Да, далеко не все посадки опасны, но лучше уж перестраховаться. Пусть лучше не заходит во все неопасные, чем в одну опасную. А про то, что может случиться наших детей учит мультфильм. Предупредительные листовки с изображением мин и неразорвавшихся снарядов расклеены везде. Даже в раздевалке детского сада они есть. Так же наши дети не удивляются военной технике. Артиллерия, БТР, БМП, танки не вызывают удивления. Ну есть и есть. Проехал и проехал. В последнее время техники не видно, но даже на параде смотрят, как на что-то само собой разумеющееся. А вот чего наши совсем не видели, так это поездов. Как на чудо смотрят на дизель электропоезд, который курсирует между Донецком и Луганском.
- Мама! Смотри! Поезд! Настоящий! Смотри, мама!
Хотя это всего лишь четыре стареньких вагона. А уж какой восторг вызывает инверсионная полоска в небе, и не передать! У нас-то самолеты закончились в четырнадцатом. С тех пор ни одной белой полоски в небе и не было. Поэтому когда выезжаем в мирные территории – это всегда событие! Правда, приходится иногда пояснять окружающим, которые смотрят с недоумением – как так – ребенку на вид шесть-семь лет, а он самолета в небе не видел? Это ж где, простите, вы его держите? Это ж где надо жить, чтоб не видеть? И правда. Даже над самой глухой тайгой самолеты все-таки летают. А над ДНР – нет.

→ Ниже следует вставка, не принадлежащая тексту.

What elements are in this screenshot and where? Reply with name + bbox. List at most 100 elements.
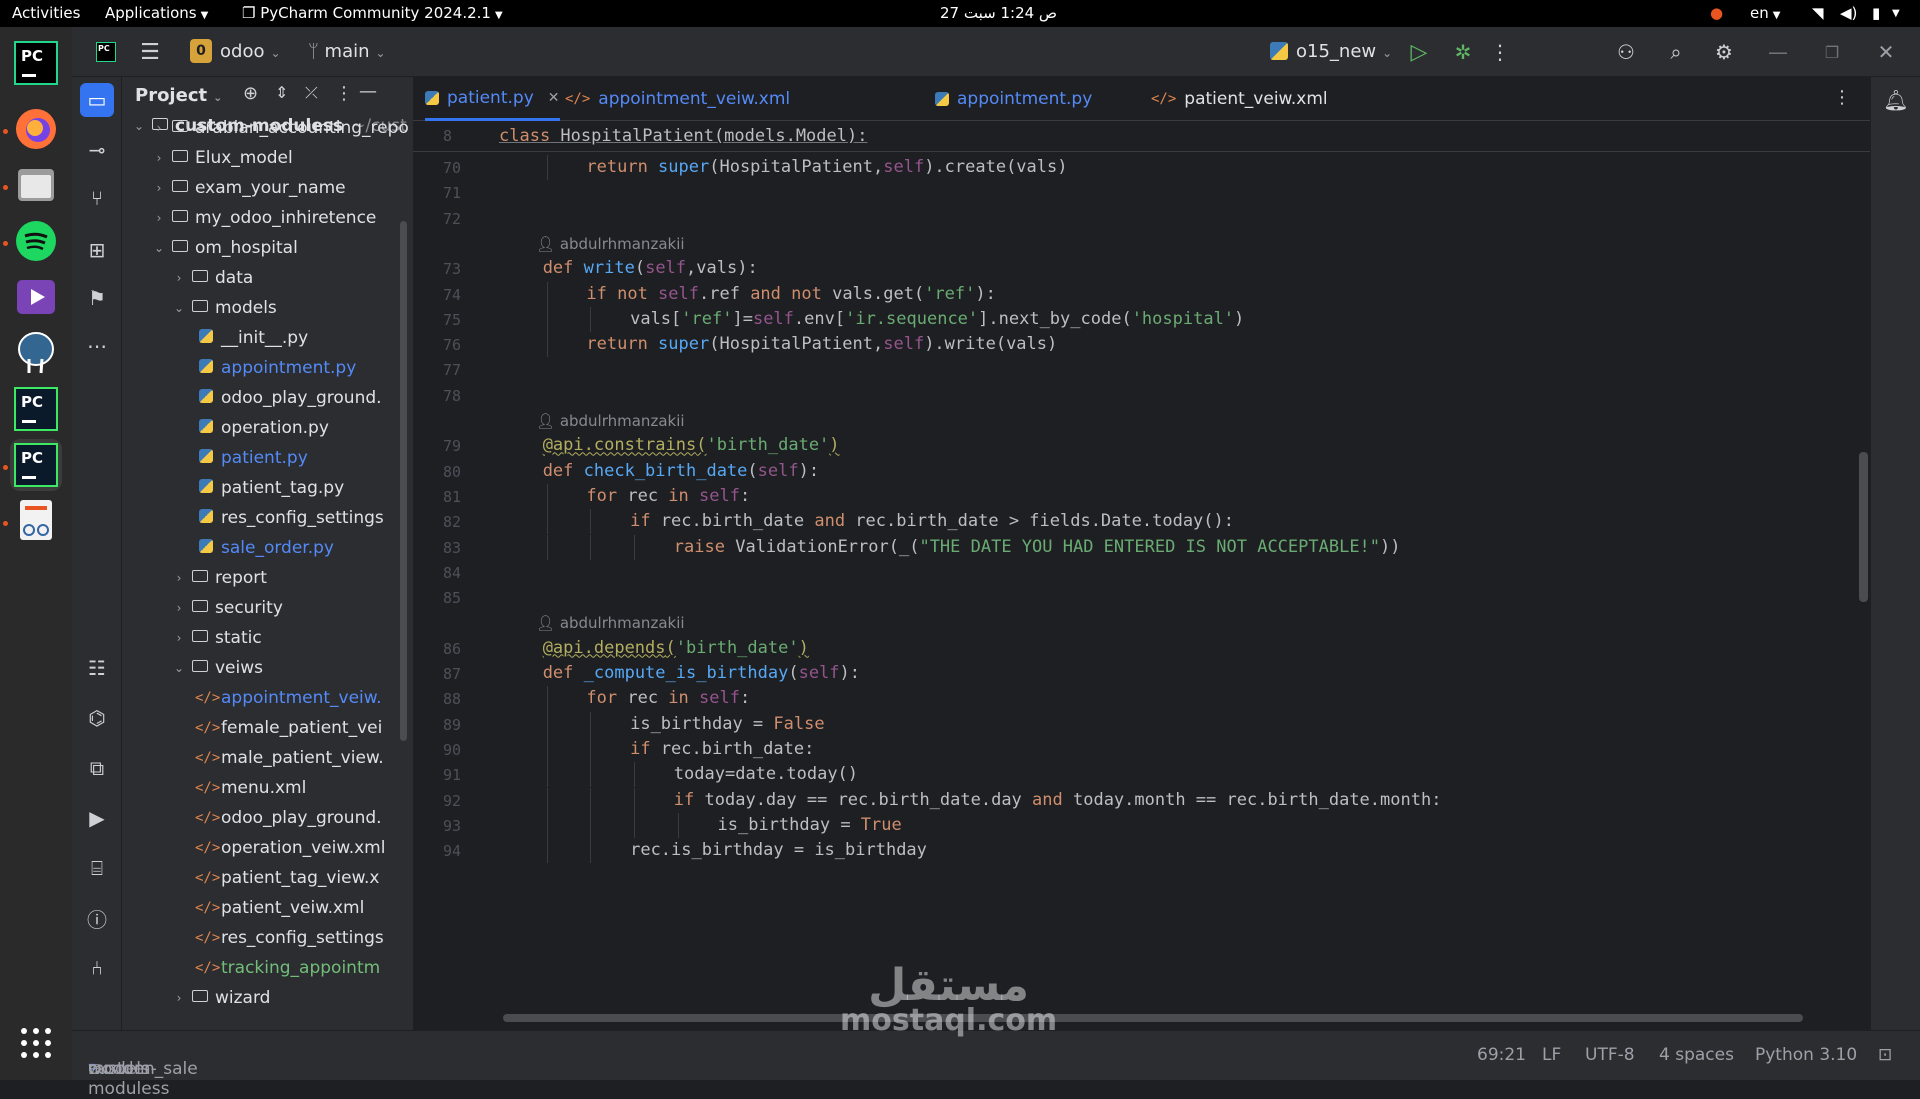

Еще одна черта, въевшееся в ДНК наших детей – комендантский час. Не то, чтобы он уж очень мешал. Детвора в этом возрасте ложится спать рано, и, в общем-то, комендантский час им не мешает. Но они четко знают, что вечером долго находиться на улице нельзя. Комендантский час. А поскольку транспорт у нас перестает ходить рано, то родители, если они вдали от дома, начинают нервничать где-то часов с девяти вечера. Волнение это передается детям. И на всех мирных территориях наши, как цыплята с наступлением темноты торопятся «на насест», домой. И очень недоумевают – как так? Почему здесь нет комендантского часа? Как его вообще может не быть? Почему у них нет? Потому что у них нет войны? Как нет войны? А почему у нас есть?
Тревожный чемоданчик. Да, многие его уже разобрали, но если сказать шестилеткам его собрать – они а) знают, что это такое, б) знают, что туда складывать. Мою дочь этому научили в детском садике в три с небольшим года и она помнит. Так же, как помнит, если взрослый сказал – Спускаемся в бомбоубежище, надо подойти, открыть шкафчик, взять собранный заранее пакет, и спуститься на первый этаж. Кстати, вопросом выживания стало научить ребенка читать и читать именно слово «Убежище». Многие шестилетки первым прочитали именно его.
Есть и более позитивные моменты. Так, наконец-то дети перестали рисовать домики с окнами, на которых кресты по диагонали. Заклеенные малярным скотчем окна крест-накрест практически исчезли. И теперь на детских рисунках окна обычные. Как у всех других детей.
А еще обратила внимание, что в городе как-то очень много беременных. Просто на каждом шагу. И мам с колясками. И малышей на детских площадках – как до войны. И в классах уже не по 10-12 детей, а 25-30. И это самый главный признак, что мир – не за горами. И даст бог эти-то и на поездах и самолетах попутешествуют прямо из Донецка.